Questa donna straordinaria amava moltissimo farsi riprendere, perché considerava le foto gli unici strumenti in grado di documentare le stagioni di una vita. Tant’è che, nel 1989, da Giorgio Lucini pubblicò la propria biografia per immagini, Ventimilagiorni. «Una vita è tutte le vite — aveva chiosato —: è campione di quelle che si succedono nel tempo, è testimonianza di quelle che attraversa e che l’attraversano». Centinaia di immagini. Dalla culla alla prima foto-tessera, dalla scuola di cucito alla prima passeggiata con un ragazzo coi calzoni corti, da un’istantanea a dorso di cammello all’abito lungo per il primo ballo, dal matrimonio alla maternità, dall’insegnamento universitario all’attività di conferenziera, dal primo cane tutto suo alla prima sigaretta (fumata di traverso, come si vedeva nei film con Humphrey Bogart).
Il tutto, intervallato da foto in posa alla Luisa Baccara, ora con aria ammaliatrice e sorniona, ora furbetta e sognatrice.

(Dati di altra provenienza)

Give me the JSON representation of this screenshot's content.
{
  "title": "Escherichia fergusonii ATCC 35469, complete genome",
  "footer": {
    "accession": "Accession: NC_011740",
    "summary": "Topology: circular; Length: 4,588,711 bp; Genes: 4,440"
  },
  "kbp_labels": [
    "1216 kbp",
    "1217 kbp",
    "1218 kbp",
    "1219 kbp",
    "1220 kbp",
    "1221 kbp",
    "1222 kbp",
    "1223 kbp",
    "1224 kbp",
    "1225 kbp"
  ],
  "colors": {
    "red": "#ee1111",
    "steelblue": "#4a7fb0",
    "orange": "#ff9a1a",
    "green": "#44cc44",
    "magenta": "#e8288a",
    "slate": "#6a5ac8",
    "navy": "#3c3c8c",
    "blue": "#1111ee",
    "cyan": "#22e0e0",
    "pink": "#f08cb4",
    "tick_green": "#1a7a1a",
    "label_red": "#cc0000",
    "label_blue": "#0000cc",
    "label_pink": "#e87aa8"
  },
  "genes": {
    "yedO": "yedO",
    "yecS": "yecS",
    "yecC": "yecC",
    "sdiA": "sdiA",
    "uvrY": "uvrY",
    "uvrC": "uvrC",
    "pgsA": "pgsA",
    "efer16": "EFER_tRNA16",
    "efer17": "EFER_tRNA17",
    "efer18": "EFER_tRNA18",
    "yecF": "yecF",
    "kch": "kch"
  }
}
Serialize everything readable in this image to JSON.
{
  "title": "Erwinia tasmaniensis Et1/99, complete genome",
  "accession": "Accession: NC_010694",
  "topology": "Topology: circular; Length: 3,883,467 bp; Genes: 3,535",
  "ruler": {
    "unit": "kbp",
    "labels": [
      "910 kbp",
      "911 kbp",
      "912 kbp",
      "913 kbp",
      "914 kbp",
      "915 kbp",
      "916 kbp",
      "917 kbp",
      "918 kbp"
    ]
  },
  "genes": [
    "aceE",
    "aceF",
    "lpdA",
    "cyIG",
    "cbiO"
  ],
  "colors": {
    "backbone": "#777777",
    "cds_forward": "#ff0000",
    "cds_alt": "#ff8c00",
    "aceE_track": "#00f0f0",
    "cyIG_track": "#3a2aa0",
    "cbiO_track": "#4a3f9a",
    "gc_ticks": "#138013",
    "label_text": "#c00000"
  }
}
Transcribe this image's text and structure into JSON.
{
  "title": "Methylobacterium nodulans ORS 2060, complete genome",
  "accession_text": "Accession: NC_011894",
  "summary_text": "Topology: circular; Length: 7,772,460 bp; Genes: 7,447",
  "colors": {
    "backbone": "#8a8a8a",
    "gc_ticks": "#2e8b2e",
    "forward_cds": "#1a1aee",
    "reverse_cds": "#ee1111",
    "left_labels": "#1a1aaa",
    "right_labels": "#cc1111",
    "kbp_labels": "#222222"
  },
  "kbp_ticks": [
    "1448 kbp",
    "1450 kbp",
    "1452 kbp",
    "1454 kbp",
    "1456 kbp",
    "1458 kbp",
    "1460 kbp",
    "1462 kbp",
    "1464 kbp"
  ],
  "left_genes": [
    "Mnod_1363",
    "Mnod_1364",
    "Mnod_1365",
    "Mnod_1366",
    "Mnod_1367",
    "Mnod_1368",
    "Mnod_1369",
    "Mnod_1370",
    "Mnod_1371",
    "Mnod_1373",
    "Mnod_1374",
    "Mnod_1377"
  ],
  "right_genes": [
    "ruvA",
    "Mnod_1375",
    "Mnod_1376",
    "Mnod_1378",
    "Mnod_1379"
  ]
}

Rossana amava il teatro e recitava (premio all’Accademia Filodrammatici); amava la musica e cantava, accompagnata dalla fisarmonica, con in testa un cappello in pelle e movenze alla Edith Piaf; amava il ballo e si scatenava nel boogie-woogie.
Di un buon numero di scatti gli autori erano degli amici, ma la maggior parte erano autoritratti. Davanti allo specchio, col rossetto in mano, in posa con le due amate nipoti, Emma e Josi nate dall’unica figlia, in cucina o davanti ad una delle sue innumerevoli civette che collezionava. Le civette? Nel 1983 pubblicò una plaquette, Civetteria, con i lavori di 33 artisti + 1. Fece persino una mostra alla Galleria dei Bibliofili di Milano.
Naturalmente le opere restarono di proprietà degli autori. Ancora: perché le civette? «Un’idea narcisistica: poiché durante la notte che precedette la mia nascita una civetta cantò ininterrottamente sul davanzale di casa. E mia madre ne traeva grande sgomento, dimenticando di interpretare come si conviene l’omaggio, in quei frangenti, dell’uccello di Minerva».
A Ventimilagiorni, seguì, nel 1999, Un’autobiografia, forse: pagine di grande agilità e godimento. La bicicletta, a Pavia? «C’era sempre qualcuno che ti metteva in sella». I viaggi? «Ogni volta che salgo su un aeroplano, mi dico: in che bella epoca m’è toccato di vivere. Se penso che potevo nascere nel ’600, mi vengono i brividi». Idrovolanti, alianti, mongolfiere? «Tutto fatto. Non sono mai andata in sommergibile. Questo mi manca». Ma, accanto alla donna curiosa di tutto quello che il suo tempo era in grado di offrire, c’era la studiosa di storia dell’arte, della specialista del Liberty (di cui è stata la maggiore esegeta e divulgatrice), della scopritrice di talenti, dell’autrice di decine di monografie, della critica d’arte esercitata proprio sul «Corriere» sino agli 80 anni, per circa 8 lustri. Poi quel maledetto morbo di Alzheimer aveva rovinato tutto. Nell’arco di un anno, la caduta irreversibile.
Rossana amava il «Corriere». E vedere un suo pezzo pubblicato, soprattutto all’inizio della sua malattia, era la migliore delle medicine. Le ultime tre volte le chiesi delle recensioni di mostre, di 45-60 righe l’una. «Le faccio subito». Una trentina di righe, la prima; circa venti, la seconda. La terza, appena dieci e mezza. Mi feci mandare su dall’archivio altri suoi articoli sull’argomento. E, tenendo conto di quanto aveva scritto in precedenza e con la «complicità» di Flaminio Gualdoni, riscrivemmo i suoi pezzi a quattro mani. Il giorno della pubblicazione, Rossana telefonava: «Mi pare che sia venuto bene, no?».